My two sisters arrived at the hospital literally minutes before I started pushing. My husband held my hand and my sisters turned into my cheerleaders. Thank God because I almost felt like giving up before I even started. I’ll spare you the details about how nauseous I was each time I pushed and how I literally could not stop vomiting through it all. I was exhausted and I didn’t think I had it in me to push her out. But I did. With every push I thought come on little girl, it’s time for us to meet. Forty minutes after I started pushing my little girl, my second child, was born. She came out with barely a cry, eyes wide open and taking it all in. She was perfect. 6lbs 12 ounces of perfection. The nausea disappeared instantly as I held her. Shit...that was tough. But so worth it. The nurse was smiling from ear to ear. “Great job mommy! You did that all on your own. You did it!” The doctor added, “Congratulations! You’re now a statistic.”
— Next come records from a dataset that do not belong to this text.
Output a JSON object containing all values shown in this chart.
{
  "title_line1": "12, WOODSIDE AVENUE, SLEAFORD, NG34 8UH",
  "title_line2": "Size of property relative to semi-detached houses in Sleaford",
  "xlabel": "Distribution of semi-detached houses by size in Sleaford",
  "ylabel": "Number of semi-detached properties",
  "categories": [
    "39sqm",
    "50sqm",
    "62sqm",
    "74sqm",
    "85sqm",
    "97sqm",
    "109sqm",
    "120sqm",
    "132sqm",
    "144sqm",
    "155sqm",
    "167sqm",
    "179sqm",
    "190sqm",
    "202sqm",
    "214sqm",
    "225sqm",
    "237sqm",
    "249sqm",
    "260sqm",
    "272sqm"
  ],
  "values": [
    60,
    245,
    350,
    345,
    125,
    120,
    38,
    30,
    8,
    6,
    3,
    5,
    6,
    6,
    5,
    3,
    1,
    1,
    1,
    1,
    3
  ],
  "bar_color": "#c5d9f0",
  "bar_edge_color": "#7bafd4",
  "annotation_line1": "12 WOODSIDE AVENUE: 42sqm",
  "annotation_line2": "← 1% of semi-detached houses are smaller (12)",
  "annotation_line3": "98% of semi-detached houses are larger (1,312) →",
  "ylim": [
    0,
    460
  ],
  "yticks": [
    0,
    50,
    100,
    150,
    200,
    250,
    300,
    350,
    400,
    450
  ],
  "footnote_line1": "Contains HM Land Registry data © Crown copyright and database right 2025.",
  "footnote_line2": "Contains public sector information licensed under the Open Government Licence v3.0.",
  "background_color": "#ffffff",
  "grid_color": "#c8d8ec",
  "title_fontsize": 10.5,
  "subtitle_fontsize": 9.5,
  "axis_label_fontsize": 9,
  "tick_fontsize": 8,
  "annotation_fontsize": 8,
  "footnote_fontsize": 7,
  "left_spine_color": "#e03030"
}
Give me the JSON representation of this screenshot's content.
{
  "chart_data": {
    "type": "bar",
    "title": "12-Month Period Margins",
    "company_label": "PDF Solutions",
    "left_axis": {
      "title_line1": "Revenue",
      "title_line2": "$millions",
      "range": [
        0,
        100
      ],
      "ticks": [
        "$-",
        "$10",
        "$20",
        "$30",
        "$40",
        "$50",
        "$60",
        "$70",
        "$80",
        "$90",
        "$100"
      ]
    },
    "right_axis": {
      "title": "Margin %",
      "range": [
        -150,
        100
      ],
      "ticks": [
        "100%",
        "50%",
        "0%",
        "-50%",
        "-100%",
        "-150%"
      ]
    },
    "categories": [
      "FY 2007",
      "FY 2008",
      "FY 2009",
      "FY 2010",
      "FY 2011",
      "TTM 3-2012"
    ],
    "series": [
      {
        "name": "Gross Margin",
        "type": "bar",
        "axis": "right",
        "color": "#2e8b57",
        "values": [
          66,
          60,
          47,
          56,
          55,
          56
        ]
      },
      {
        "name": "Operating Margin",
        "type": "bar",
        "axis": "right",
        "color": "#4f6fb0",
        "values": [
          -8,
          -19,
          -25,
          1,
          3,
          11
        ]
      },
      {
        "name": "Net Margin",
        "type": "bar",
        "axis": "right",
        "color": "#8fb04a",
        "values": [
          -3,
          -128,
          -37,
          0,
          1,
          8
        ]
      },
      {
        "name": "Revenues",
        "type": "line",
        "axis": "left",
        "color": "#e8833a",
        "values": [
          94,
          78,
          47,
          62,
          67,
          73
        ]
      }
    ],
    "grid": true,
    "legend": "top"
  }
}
It took 16 hours of labor and 40 minutes of pushing to accomplish something I’m not even sure I thought I ever could. Ultimately, I trusted the process..I trusted my body..and I trusted my daughter. I can’t say that I wouldn’t have gotten a c-section if there would have been any hiccups along the way. My concern was always the well being of the baby so I likely would have agreed to a c-section at the first sign of a complication. Luckily, there weren’t any. The doctor said I couldn’t have had a smoother delivery and for that I am grateful. I’m grateful I got to experience a natural delivery for my second (and very likely last) pregnancy. I’m grateful all the stars aligned and my baby girl followed the exit signs like she was supposed to. I’m grateful that despite going into labor in the middle of a hurricane we were able to make it to the hospital safely. I’m grateful that I was surrounded by people I love encouraging me during the hardest and most physically challenging moment of my life. I’m grateful my daughter was born healthy above all else.

We always knew we were going to name her Mya. We struggled for months about her middle name. We almost chose something else but my husband wanted her middle name to mean something. After some googling, he came across the Greek name “Aella” meaning whirlwind or stormwind. In light of her sudden and dramatic entry into this world, it suits her. Mya Aella it is.
I could go on and on about the differences in recovery from a c-section versus a vaginal delivery. Maybe another blog post? For now I’ll just say both require time to heal in different ways. If you’re thinking about attempting a VBAC, talk to your doctor about it. Depending on the reasons for your first C-section and some additional factors, you may be able to give it a shot. Remember not every doctor is on board with a VBAC so if it’s something you really have your heart set on you will need to find one that is willing to give it a try. Lastly, don’t feel like you missed out if a VBAC never happens for you. Yes, delivering a child naturally is a beautiful experience. However, having a child period is the most beautiful experience of all...whichever way that happens. Holding your child for the first time, knowing you created that tiny person, realizing your life will never be the same...well, that’s what it’s all about isn’t it?